PRODUZIONE DI BIOCOMBUSTIBILI
È possibile anche inserire più di un gene alla volta, generando nuove vie metaboliche non esistenti in natura. Un
esempio di questa applicazione è la produzione di biocombustibili, come il bioetanolo o il biodiesel, sintetizzati
per fermentazione a partire da masse vegetali. Una fonte è rappresentata dalle biomasse vegetali di scarto (es.
lavorazione del legno, alberi morti, sterpaglie, buccia dei frutti ecc.), ricche di carboidrati sotto forma di molecole
complesse a struttura fibrosa (es. cellulosa). Per rendere sfruttabili questi scarti bisogna digerire queste molecole,
liberando gli zuccheri di cui sono composte. Le vie enzimatiche per la degradazione dei carboidrati complessi
sono presenti in numerosi microrganismi, e per questo sono stati generati microrganismi OGM, contenenti
operoni di diverse specie batteriche per la degradazione della cellulosa e la sintesi di acidi grassi (produzione di
biodiesel).

BIOTECNOLOGIE PER L’AMBIENTE


Tra gli inquinanti più pericolosi e difficili da eliminare ci sono i metalli pesanti (es. mercurio o piombo), rilasciati
da scarichi industriali e che spesso contaminano le falde acquifere. In batteri del genere Escherichia coli è stato
aggiunto un gene che codifica la metallotionina, proteina che intrappola il mercurio all’interno della cellula.

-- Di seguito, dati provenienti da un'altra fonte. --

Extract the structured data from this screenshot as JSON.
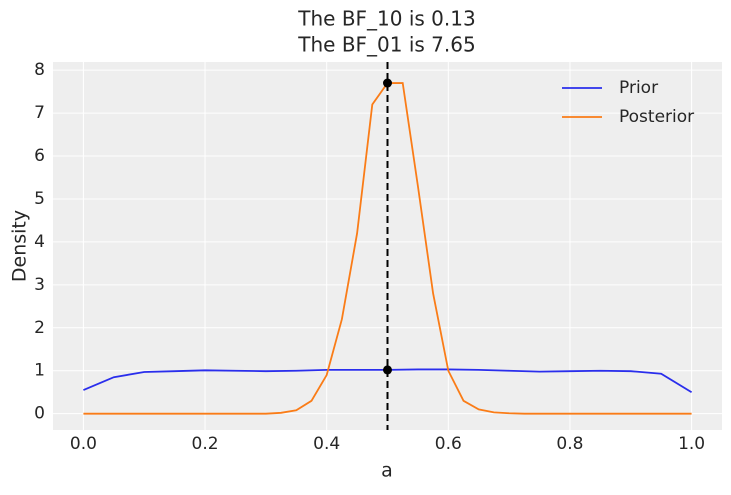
{
  "chart_data": {
    "type": "line",
    "title": [
      "The BF_10 is 0.13",
      "The BF_01 is 7.65"
    ],
    "xlabel": "a",
    "ylabel": "Density",
    "xlim": [
      -0.05,
      1.05
    ],
    "ylim": [
      -0.38,
      8.19
    ],
    "xticks": [
      {
        "value": 0,
        "label": "0.0"
      },
      0.2,
      0.4,
      0.6,
      0.8,
      {
        "value": 1,
        "label": "1.0"
      }
    ],
    "yticks": [
      0,
      1,
      2,
      3,
      4,
      5,
      6,
      7,
      8
    ],
    "grid": true,
    "legend": "upper right",
    "series": [
      {
        "name": "Prior",
        "color": "#2a2eec",
        "x": [
          0,
          0.05,
          0.1,
          0.15,
          0.2,
          0.25,
          0.3,
          0.35,
          0.4,
          0.45,
          0.5,
          0.55,
          0.6,
          0.65,
          0.7,
          0.75,
          0.8,
          0.85,
          0.9,
          0.95,
          1
        ],
        "values": [
          0.55,
          0.85,
          0.97,
          0.99,
          1.01,
          1.0,
          0.99,
          1.0,
          1.02,
          1.02,
          1.02,
          1.03,
          1.03,
          1.02,
          1.0,
          0.98,
          0.99,
          1.0,
          0.99,
          0.93,
          0.5
        ]
      },
      {
        "name": "Posterior",
        "color": "#fa7c17",
        "x": [
          0,
          0.025,
          0.05,
          0.075,
          0.1,
          0.125,
          0.15,
          0.175,
          0.2,
          0.225,
          0.25,
          0.275,
          0.3,
          0.325,
          0.35,
          0.375,
          0.4,
          0.425,
          0.45,
          0.475,
          0.5,
          0.525,
          0.55,
          0.575,
          0.6,
          0.625,
          0.65,
          0.675,
          0.7,
          0.725,
          0.75,
          0.775,
          0.8,
          0.825,
          0.85,
          0.875,
          0.9,
          0.925,
          0.95,
          0.975,
          1
        ],
        "values": [
          0,
          0,
          0,
          0,
          0,
          0,
          0,
          0,
          0,
          0,
          0,
          0,
          0,
          0.02,
          0.08,
          0.3,
          0.9,
          2.2,
          4.2,
          7.2,
          7.7,
          7.7,
          5.3,
          2.8,
          1.0,
          0.3,
          0.1,
          0.03,
          0.01,
          0,
          0,
          0,
          0,
          0,
          0,
          0,
          0,
          0,
          0,
          0,
          0
        ]
      }
    ],
    "vline": 0.5,
    "markers": {
      "x": [
        0.5,
        0.5
      ],
      "values": [
        7.7,
        1.02
      ]
    }
  }
}
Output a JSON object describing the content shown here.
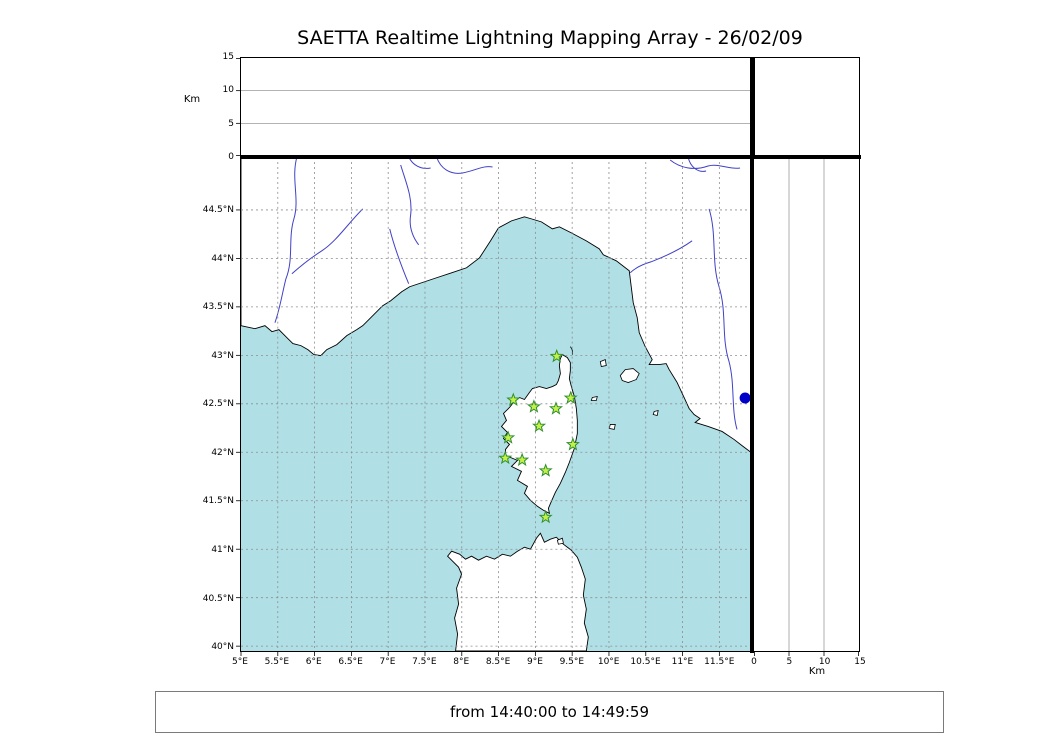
{
  "title": "SAETTA Realtime Lightning Mapping Array - 26/02/09",
  "footer": "from 14:40:00 to 14:49:59",
  "altitude_panel": {
    "axis_label": "Km",
    "tick_labels": [
      "15",
      "10",
      "5",
      "0"
    ],
    "tick_values": [
      15,
      10,
      5,
      0
    ],
    "grid_km": [
      5,
      10
    ],
    "max_km": 15
  },
  "right_panel": {
    "axis_label": "Km",
    "tick_labels": [
      "0",
      "5",
      "10",
      "15"
    ],
    "tick_values": [
      0,
      5,
      10,
      15
    ],
    "grid_km": [
      5,
      10
    ],
    "max_km": 15
  },
  "map": {
    "lat_tick_labels": [
      "44.5°N",
      "44°N",
      "43.5°N",
      "43°N",
      "42.5°N",
      "42°N",
      "41.5°N",
      "41°N",
      "40.5°N",
      "40°N"
    ],
    "lat_tick_values": [
      44.5,
      44,
      43.5,
      43,
      42.5,
      42,
      41.5,
      41,
      40.5,
      40
    ],
    "lon_tick_labels": [
      "5°E",
      "5.5°E",
      "6°E",
      "6.5°E",
      "7°E",
      "7.5°E",
      "8°E",
      "8.5°E",
      "9°E",
      "9.5°E",
      "10°E",
      "10.5°E",
      "11°E",
      "11.5°E"
    ],
    "lon_tick_values": [
      5,
      5.5,
      6,
      6.5,
      7,
      7.5,
      8,
      8.5,
      9,
      9.5,
      10,
      10.5,
      11,
      11.5
    ],
    "lon_range": [
      5.0,
      11.93
    ],
    "lat_range": [
      39.95,
      45.046
    ],
    "colors": {
      "sea": "#b0e0e6",
      "land": "#ffffff",
      "coast": "#000000",
      "river": "#4040c8",
      "grid": "#8c8c8c",
      "station_fill": "#c4f04a",
      "station_stroke": "#2f8f2f",
      "marker": "#0000c8"
    }
  },
  "stations": [
    {
      "lon": 9.29,
      "lat": 42.99
    },
    {
      "lon": 8.7,
      "lat": 42.54
    },
    {
      "lon": 8.98,
      "lat": 42.47
    },
    {
      "lon": 9.28,
      "lat": 42.45
    },
    {
      "lon": 9.48,
      "lat": 42.56
    },
    {
      "lon": 9.05,
      "lat": 42.27
    },
    {
      "lon": 8.63,
      "lat": 42.15
    },
    {
      "lon": 9.51,
      "lat": 42.08
    },
    {
      "lon": 8.59,
      "lat": 41.94
    },
    {
      "lon": 8.82,
      "lat": 41.92
    },
    {
      "lon": 9.14,
      "lat": 41.81
    },
    {
      "lon": 9.14,
      "lat": 41.33
    }
  ],
  "offline_marker": {
    "lon": 11.85,
    "lat": 42.56
  }
}
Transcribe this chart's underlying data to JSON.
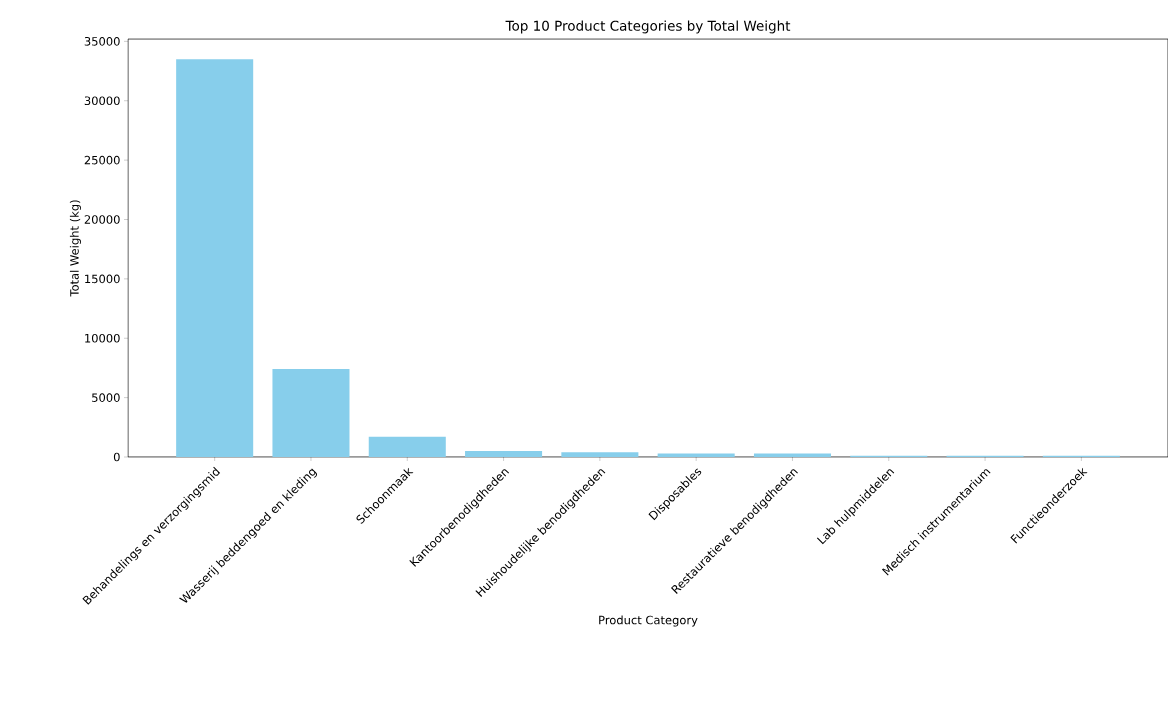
{
  "chart_data": {
    "type": "bar",
    "title": "Top 10 Product Categories by Total Weight",
    "xlabel": "Product Category",
    "ylabel": "Total Weight (kg)",
    "categories": [
      "Behandelings en verzorgingsmid",
      "Wasserij beddengoed en kleding",
      "Schoonmaak",
      "Kantoorbenodigdheden",
      "Huishoudelijke benodigdheden",
      "Disposables",
      "Restauratieve benodigdheden",
      "Lab hulpmiddelen",
      "Medisch instrumentarium",
      "Functieonderzoek"
    ],
    "values": [
      33500,
      7400,
      1700,
      500,
      400,
      300,
      300,
      100,
      100,
      100
    ],
    "color": "#87ceeb",
    "ylim": [
      0,
      35200
    ],
    "yticks": [
      0,
      5000,
      10000,
      15000,
      20000,
      25000,
      30000,
      35000
    ],
    "grid": false
  }
}
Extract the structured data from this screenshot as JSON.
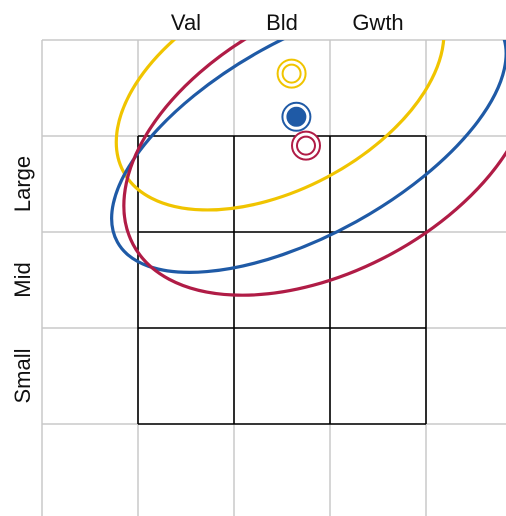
{
  "chart_data": {
    "type": "style-box",
    "columns": [
      "Val",
      "Bld",
      "Gwth"
    ],
    "rows": [
      "Large",
      "Mid",
      "Small"
    ],
    "grid_color": "#c8c8c8",
    "box_color": "#000000",
    "markers": [
      {
        "name": "",
        "color": "#f0c400",
        "x": 1.6,
        "y": 3.65,
        "filled": false
      },
      {
        "name": "",
        "color": "#1f5aa6",
        "x": 1.65,
        "y": 3.2,
        "filled": true
      },
      {
        "name": "",
        "color": "#b01c46",
        "x": 1.75,
        "y": 2.9,
        "filled": false
      }
    ],
    "ellipses": [
      {
        "name": "",
        "color": "#f0c400",
        "cx": 1.48,
        "cy": 3.5,
        "rx": 1.85,
        "ry": 1.05,
        "angle": -28
      },
      {
        "name": "",
        "color": "#1f5aa6",
        "cx": 1.78,
        "cy": 3.0,
        "rx": 2.28,
        "ry": 1.02,
        "angle": -29
      },
      {
        "name": "",
        "color": "#b01c46",
        "cx": 1.98,
        "cy": 2.95,
        "rx": 2.3,
        "ry": 1.35,
        "angle": -28
      }
    ]
  }
}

Questi batteri possono essere immobilizzati su una matrice solida, da utilizzare come biofiltro che assorbe il
mercurio presente nelle acque.
È possibile creare anche biosensori batterici che rilevano la presenza di sostanze inquinanti nell’acqua o nel
suolo: è presente il gene per la proteina fluorescente verde GFP (delle meduse) che rende il batterio luminescente
e facilmente individuabile da un sistema. L’espressione del gene GFP però è regolata da un promotore che si
attiva solo se ci sono sostanze inquinanti come gli idrocarburi.